Tuesday, July 13, 2010

I did it. I got my MAC – Migrating Access Code, or something like that – from my current ISP and relayed it to BT and the changeover will happen next Monday and I will probably never be heard from again. I had better print out what I can, while I can, about Knit Camp. I still don’t know what I’m going to do, but it’s as well to have the options open.

We talked about this Big Change while my sister was here. She thought I could run both accounts in parallel for a while. Can you in America? I think maybe it was possible here back in the simple days of dial-up, before the need for MACs.

A good day on the Green Granite Block front, too. The sixth rank is established. I’ll attempt a photograph tomorrow, when I should be far enough forward to let the fifth rank be seen in all its glory.

Greek Helen phoned yesterday, still in Athens. They’re coming to England later this week (as you should know by now from reading Mungo’s latest blog-entry) but going first to David’s family and only next week to us. So one of the things I must do is look out lace yarns and patterns for her to choose from.

I stumbled across the Emily Dickinson shawl (Ravelry link) yesterday – I like it a lot. My mother was a Dickinson scholar of some distinction, and Helen was very fond of her. So it would make some nice connections.

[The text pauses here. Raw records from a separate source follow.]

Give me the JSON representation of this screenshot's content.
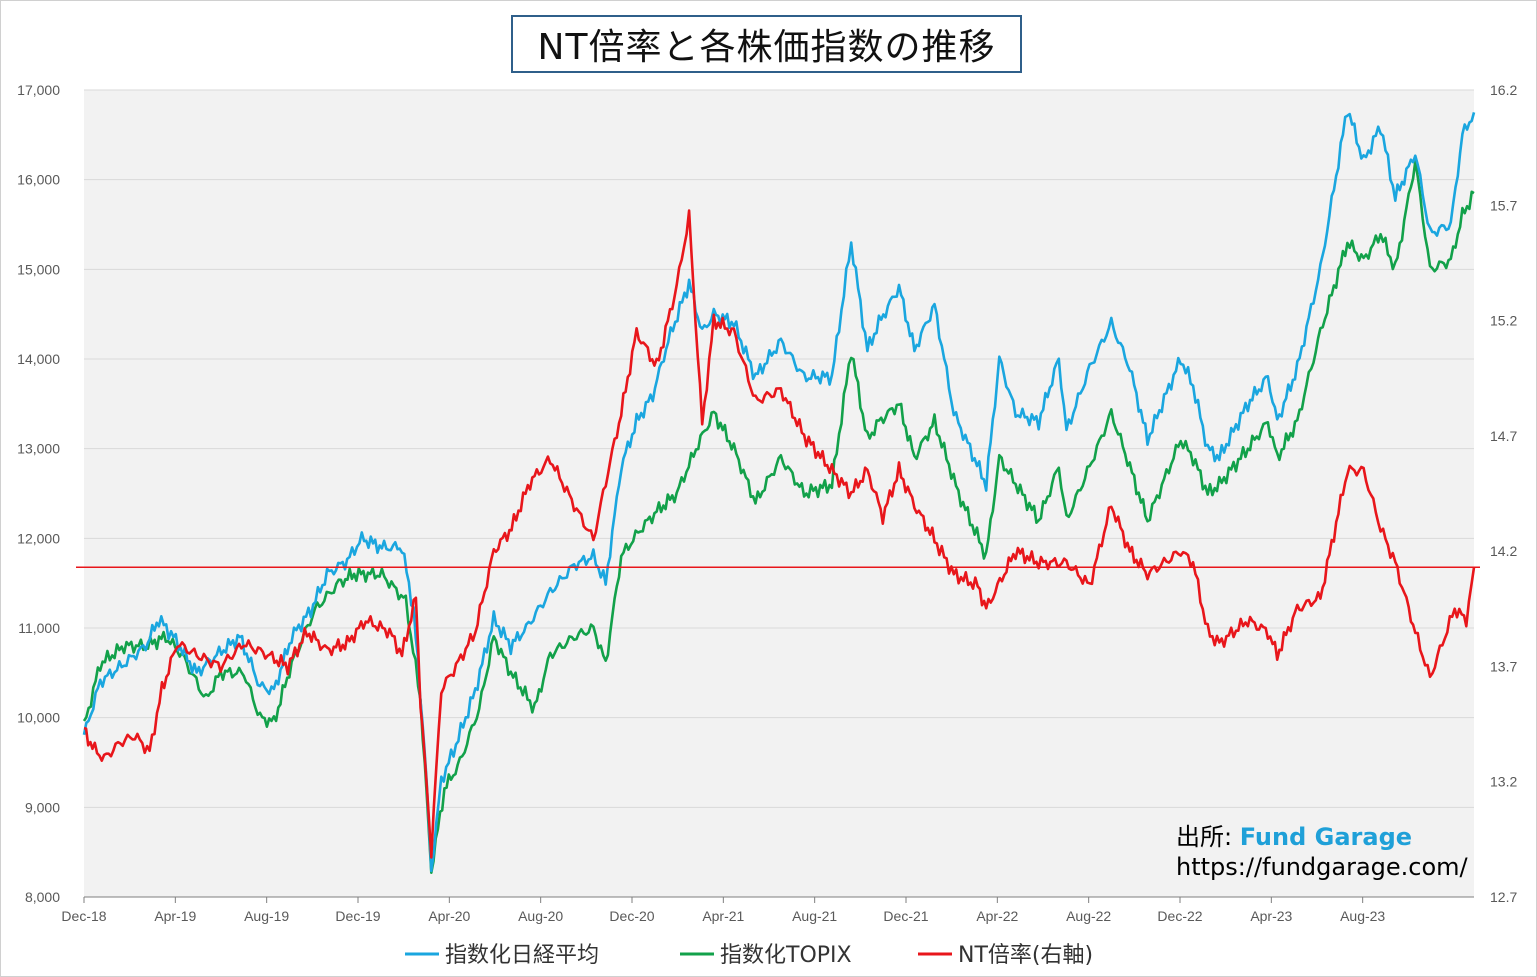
{
  "title": "NT倍率と各株価指数の推移",
  "source": {
    "label": "出所",
    "sep": ":",
    "brand": "Fund Garage",
    "url": "https://fundgarage.com/"
  },
  "colors": {
    "nikkei": "#1aa6df",
    "topix": "#12a14a",
    "nt": "#e8161b",
    "ref": "#e8161b",
    "plot_bg": "#f2f2f2",
    "grid": "#d9d9d9"
  },
  "chart_data": {
    "type": "line",
    "title": "NT倍率と各株価指数の推移",
    "x_ticks": [
      "Dec-18",
      "Apr-19",
      "Aug-19",
      "Dec-19",
      "Apr-20",
      "Aug-20",
      "Dec-20",
      "Apr-21",
      "Aug-21",
      "Dec-21",
      "Apr-22",
      "Aug-22",
      "Dec-22",
      "Apr-23",
      "Aug-23"
    ],
    "x_range": [
      "2018-12-25",
      "2023-11-30"
    ],
    "y_left": {
      "min": 8000,
      "max": 17000,
      "ticks": [
        "8,000",
        "9,000",
        "10,000",
        "11,000",
        "12,000",
        "13,000",
        "14,000",
        "15,000",
        "16,000",
        "17,000"
      ]
    },
    "y_right": {
      "min": 12.7,
      "max": 16.2,
      "ticks": [
        "12.7",
        "13.2",
        "13.7",
        "14.2",
        "14.7",
        "15.2",
        "15.7",
        "16.2"
      ]
    },
    "grid": true,
    "legend_position": "bottom",
    "reference_line": {
      "axis": "right",
      "value": 14.13
    },
    "series": [
      {
        "name": "指数化日経平均",
        "axis": "left",
        "color": "#1aa6df",
        "points": [
          [
            "2018-12-25",
            9800
          ],
          [
            "2019-01-15",
            10400
          ],
          [
            "2019-02-15",
            10600
          ],
          [
            "2019-03-15",
            10800
          ],
          [
            "2019-04-01",
            11100
          ],
          [
            "2019-04-20",
            10900
          ],
          [
            "2019-05-20",
            10500
          ],
          [
            "2019-06-15",
            10700
          ],
          [
            "2019-07-15",
            10900
          ],
          [
            "2019-08-10",
            10350
          ],
          [
            "2019-08-28",
            10300
          ],
          [
            "2019-09-20",
            10900
          ],
          [
            "2019-10-15",
            11200
          ],
          [
            "2019-11-05",
            11600
          ],
          [
            "2019-12-01",
            11750
          ],
          [
            "2019-12-20",
            12000
          ],
          [
            "2020-01-15",
            11900
          ],
          [
            "2020-02-10",
            11900
          ],
          [
            "2020-02-25",
            11200
          ],
          [
            "2020-03-10",
            9700
          ],
          [
            "2020-03-19",
            8300
          ],
          [
            "2020-04-01",
            9300
          ],
          [
            "2020-04-20",
            9700
          ],
          [
            "2020-05-15",
            10300
          ],
          [
            "2020-06-08",
            11100
          ],
          [
            "2020-06-30",
            10800
          ],
          [
            "2020-07-20",
            11000
          ],
          [
            "2020-08-20",
            11400
          ],
          [
            "2020-09-20",
            11700
          ],
          [
            "2020-10-15",
            11800
          ],
          [
            "2020-10-31",
            11500
          ],
          [
            "2020-11-20",
            12800
          ],
          [
            "2020-12-10",
            13300
          ],
          [
            "2020-12-31",
            13600
          ],
          [
            "2021-01-20",
            14200
          ],
          [
            "2021-02-16",
            14850
          ],
          [
            "2021-03-05",
            14300
          ],
          [
            "2021-03-20",
            14500
          ],
          [
            "2021-04-15",
            14400
          ],
          [
            "2021-05-13",
            13800
          ],
          [
            "2021-06-15",
            14200
          ],
          [
            "2021-07-15",
            13800
          ],
          [
            "2021-08-20",
            13800
          ],
          [
            "2021-09-14",
            15300
          ],
          [
            "2021-10-05",
            14100
          ],
          [
            "2021-10-20",
            14400
          ],
          [
            "2021-11-15",
            14800
          ],
          [
            "2021-12-05",
            14100
          ],
          [
            "2021-12-31",
            14600
          ],
          [
            "2022-01-25",
            13400
          ],
          [
            "2022-03-08",
            12600
          ],
          [
            "2022-03-25",
            14000
          ],
          [
            "2022-04-15",
            13400
          ],
          [
            "2022-05-15",
            13300
          ],
          [
            "2022-06-10",
            14000
          ],
          [
            "2022-06-20",
            13200
          ],
          [
            "2022-07-20",
            13900
          ],
          [
            "2022-08-17",
            14400
          ],
          [
            "2022-09-10",
            13900
          ],
          [
            "2022-10-03",
            13100
          ],
          [
            "2022-11-15",
            14000
          ],
          [
            "2022-12-01",
            13700
          ],
          [
            "2022-12-20",
            13000
          ],
          [
            "2023-01-04",
            12900
          ],
          [
            "2023-02-10",
            13500
          ],
          [
            "2023-03-08",
            13800
          ],
          [
            "2023-03-20",
            13300
          ],
          [
            "2023-04-15",
            13900
          ],
          [
            "2023-05-15",
            15000
          ],
          [
            "2023-06-19",
            16800
          ],
          [
            "2023-07-10",
            16200
          ],
          [
            "2023-08-01",
            16600
          ],
          [
            "2023-08-20",
            15800
          ],
          [
            "2023-09-15",
            16300
          ],
          [
            "2023-10-04",
            15400
          ],
          [
            "2023-10-31",
            15500
          ],
          [
            "2023-11-15",
            16500
          ],
          [
            "2023-11-30",
            16750
          ]
        ]
      },
      {
        "name": "指数化TOPIX",
        "axis": "left",
        "color": "#12a14a",
        "points": [
          [
            "2018-12-25",
            9900
          ],
          [
            "2019-01-15",
            10600
          ],
          [
            "2019-02-15",
            10800
          ],
          [
            "2019-03-15",
            10800
          ],
          [
            "2019-04-10",
            10900
          ],
          [
            "2019-05-01",
            10700
          ],
          [
            "2019-06-01",
            10200
          ],
          [
            "2019-06-20",
            10500
          ],
          [
            "2019-07-20",
            10500
          ],
          [
            "2019-08-10",
            10000
          ],
          [
            "2019-08-28",
            9950
          ],
          [
            "2019-09-20",
            10600
          ],
          [
            "2019-10-20",
            11200
          ],
          [
            "2019-11-20",
            11500
          ],
          [
            "2019-12-10",
            11600
          ],
          [
            "2020-01-15",
            11600
          ],
          [
            "2020-02-15",
            11300
          ],
          [
            "2020-03-05",
            10200
          ],
          [
            "2020-03-19",
            8300
          ],
          [
            "2020-04-05",
            9200
          ],
          [
            "2020-04-25",
            9500
          ],
          [
            "2020-05-20",
            10100
          ],
          [
            "2020-06-08",
            10900
          ],
          [
            "2020-06-30",
            10500
          ],
          [
            "2020-07-31",
            10100
          ],
          [
            "2020-08-20",
            10700
          ],
          [
            "2020-09-20",
            10900
          ],
          [
            "2020-10-15",
            11000
          ],
          [
            "2020-10-31",
            10600
          ],
          [
            "2020-11-20",
            11800
          ],
          [
            "2020-12-15",
            12100
          ],
          [
            "2021-01-05",
            12300
          ],
          [
            "2021-01-31",
            12500
          ],
          [
            "2021-02-25",
            13000
          ],
          [
            "2021-03-20",
            13400
          ],
          [
            "2021-04-15",
            13000
          ],
          [
            "2021-05-13",
            12400
          ],
          [
            "2021-06-15",
            12900
          ],
          [
            "2021-07-15",
            12500
          ],
          [
            "2021-08-20",
            12600
          ],
          [
            "2021-09-14",
            14100
          ],
          [
            "2021-10-05",
            13100
          ],
          [
            "2021-10-20",
            13300
          ],
          [
            "2021-11-15",
            13500
          ],
          [
            "2021-12-05",
            12900
          ],
          [
            "2021-12-31",
            13300
          ],
          [
            "2022-01-31",
            12500
          ],
          [
            "2022-03-08",
            11800
          ],
          [
            "2022-03-25",
            12900
          ],
          [
            "2022-05-15",
            12200
          ],
          [
            "2022-06-10",
            12800
          ],
          [
            "2022-06-20",
            12200
          ],
          [
            "2022-07-20",
            12800
          ],
          [
            "2022-08-17",
            13400
          ],
          [
            "2022-09-10",
            12800
          ],
          [
            "2022-10-03",
            12200
          ],
          [
            "2022-11-15",
            13100
          ],
          [
            "2022-12-01",
            12900
          ],
          [
            "2022-12-20",
            12500
          ],
          [
            "2023-01-04",
            12600
          ],
          [
            "2023-02-10",
            13000
          ],
          [
            "2023-03-08",
            13300
          ],
          [
            "2023-03-20",
            12900
          ],
          [
            "2023-04-15",
            13300
          ],
          [
            "2023-05-15",
            14300
          ],
          [
            "2023-06-19",
            15300
          ],
          [
            "2023-07-10",
            15100
          ],
          [
            "2023-08-01",
            15400
          ],
          [
            "2023-08-20",
            15000
          ],
          [
            "2023-09-15",
            16200
          ],
          [
            "2023-10-04",
            15000
          ],
          [
            "2023-10-31",
            15100
          ],
          [
            "2023-11-15",
            15600
          ],
          [
            "2023-11-30",
            15850
          ]
        ]
      },
      {
        "name": "NT倍率(右軸)",
        "axis": "right",
        "color": "#e8161b",
        "points": [
          [
            "2018-12-25",
            13.43
          ],
          [
            "2019-01-05",
            13.35
          ],
          [
            "2019-01-20",
            13.3
          ],
          [
            "2019-02-10",
            13.37
          ],
          [
            "2019-03-01",
            13.4
          ],
          [
            "2019-03-20",
            13.33
          ],
          [
            "2019-04-05",
            13.6
          ],
          [
            "2019-04-25",
            13.8
          ],
          [
            "2019-05-20",
            13.75
          ],
          [
            "2019-06-20",
            13.7
          ],
          [
            "2019-07-20",
            13.8
          ],
          [
            "2019-08-20",
            13.75
          ],
          [
            "2019-09-15",
            13.7
          ],
          [
            "2019-10-10",
            13.85
          ],
          [
            "2019-11-05",
            13.77
          ],
          [
            "2019-12-01",
            13.8
          ],
          [
            "2019-12-25",
            13.9
          ],
          [
            "2020-01-25",
            13.85
          ],
          [
            "2020-02-10",
            13.75
          ],
          [
            "2020-02-28",
            14.0
          ],
          [
            "2020-03-05",
            13.55
          ],
          [
            "2020-03-19",
            12.9
          ],
          [
            "2020-04-01",
            13.6
          ],
          [
            "2020-04-20",
            13.7
          ],
          [
            "2020-05-15",
            13.85
          ],
          [
            "2020-06-08",
            14.2
          ],
          [
            "2020-07-01",
            14.3
          ],
          [
            "2020-07-25",
            14.5
          ],
          [
            "2020-08-20",
            14.6
          ],
          [
            "2020-09-20",
            14.4
          ],
          [
            "2020-10-15",
            14.25
          ],
          [
            "2020-10-31",
            14.5
          ],
          [
            "2020-11-20",
            14.8
          ],
          [
            "2020-12-10",
            15.15
          ],
          [
            "2021-01-05",
            15.0
          ],
          [
            "2021-01-31",
            15.35
          ],
          [
            "2021-02-16",
            15.65
          ],
          [
            "2021-03-05",
            14.75
          ],
          [
            "2021-03-20",
            15.2
          ],
          [
            "2021-04-15",
            15.15
          ],
          [
            "2021-05-13",
            14.85
          ],
          [
            "2021-06-15",
            14.9
          ],
          [
            "2021-07-15",
            14.7
          ],
          [
            "2021-08-20",
            14.55
          ],
          [
            "2021-09-14",
            14.45
          ],
          [
            "2021-10-05",
            14.55
          ],
          [
            "2021-10-25",
            14.35
          ],
          [
            "2021-11-15",
            14.55
          ],
          [
            "2021-12-05",
            14.4
          ],
          [
            "2021-12-31",
            14.25
          ],
          [
            "2022-01-25",
            14.1
          ],
          [
            "2022-02-25",
            14.05
          ],
          [
            "2022-03-08",
            13.95
          ],
          [
            "2022-04-15",
            14.2
          ],
          [
            "2022-05-15",
            14.15
          ],
          [
            "2022-06-20",
            14.15
          ],
          [
            "2022-07-20",
            14.05
          ],
          [
            "2022-08-17",
            14.4
          ],
          [
            "2022-09-10",
            14.2
          ],
          [
            "2022-10-03",
            14.1
          ],
          [
            "2022-11-15",
            14.2
          ],
          [
            "2022-12-01",
            14.15
          ],
          [
            "2022-12-20",
            13.85
          ],
          [
            "2023-01-04",
            13.8
          ],
          [
            "2023-02-10",
            13.9
          ],
          [
            "2023-03-08",
            13.85
          ],
          [
            "2023-03-20",
            13.75
          ],
          [
            "2023-04-15",
            13.95
          ],
          [
            "2023-05-15",
            14.0
          ],
          [
            "2023-06-19",
            14.55
          ],
          [
            "2023-07-10",
            14.55
          ],
          [
            "2023-08-01",
            14.3
          ],
          [
            "2023-08-20",
            14.15
          ],
          [
            "2023-09-15",
            13.85
          ],
          [
            "2023-10-04",
            13.65
          ],
          [
            "2023-10-20",
            13.8
          ],
          [
            "2023-11-05",
            13.95
          ],
          [
            "2023-11-20",
            13.9
          ],
          [
            "2023-11-30",
            14.13
          ]
        ]
      }
    ]
  }
}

It involves, however, beads, which are against my religion. On the other hand, again, several knitters whose work I admire and respect are devoted to them. Maybe it is time to move forward. Perhaps I should at least buy the pattern and have it ready for Helen’s views. I’m not sure I have any suitably Dickinsian lace yarn, though. Mine tends towards garish.

Summer pudding (& vegetable-growing)

I use Delia Smith’s recipe for summer pudding, except, as I said, that I use only red currants. And take the crusts off the bread -- I don't think DS says that specifically. My husband says, oddly, that there should be a transverse slice of bread in the middle. That’s pretty well impossible, unless you’re using a bowl the size of a mixing bowl. Maybe he retains a vague war-time memory of days when red currants and sugar had to be made to go further? He’s right that the fruit-soaked bread is the whole point.

Mary Lou, I am worried about the removal of “walking onions” from your garden. They sound fun, and I thought I might go on to them when I had mastered bunching ones. I am trying to encourage every sort of vegetable that has the slightest capacity to look after itself. I constantly buy “spring onions” and I thought having something in the garden that would do as a substitute would be a real blessing.

By the way – I set out five salsola soda plants in the end, and they seemed, in the week we were there, to be taking hold very happily. I even tasted one. Yes! It’s not so much the flavour as the delicious and unexpected crunch.


  1. The Emily Dickinson shawl looks lovely, but might it not be a little dull to knit? It appears to be in stocking stitch with only the border enhanced. Some grat project names on that site, though.

  2. I am not going to remove them all, but they go walkabout quite wildly, mostly into my strawberry bed. They are really only good as spring onions, so they might be just the ticket for you.

  3. Our summer pudding was a crowd pleaser. Very similar to Delia's but ours called for the blue berries and strawberries to be cooked until they break down, with the more tender berries added towards the end. Then the skins and seeds are removed and only the thick juice used. We used a challah bread which was quite nice.

    Thank you for sharing your link!

    I almost never see currants in our markets but will keep my eyes peeled for them in the future. I do love currant jelly so imagine pudding with the would be delightful.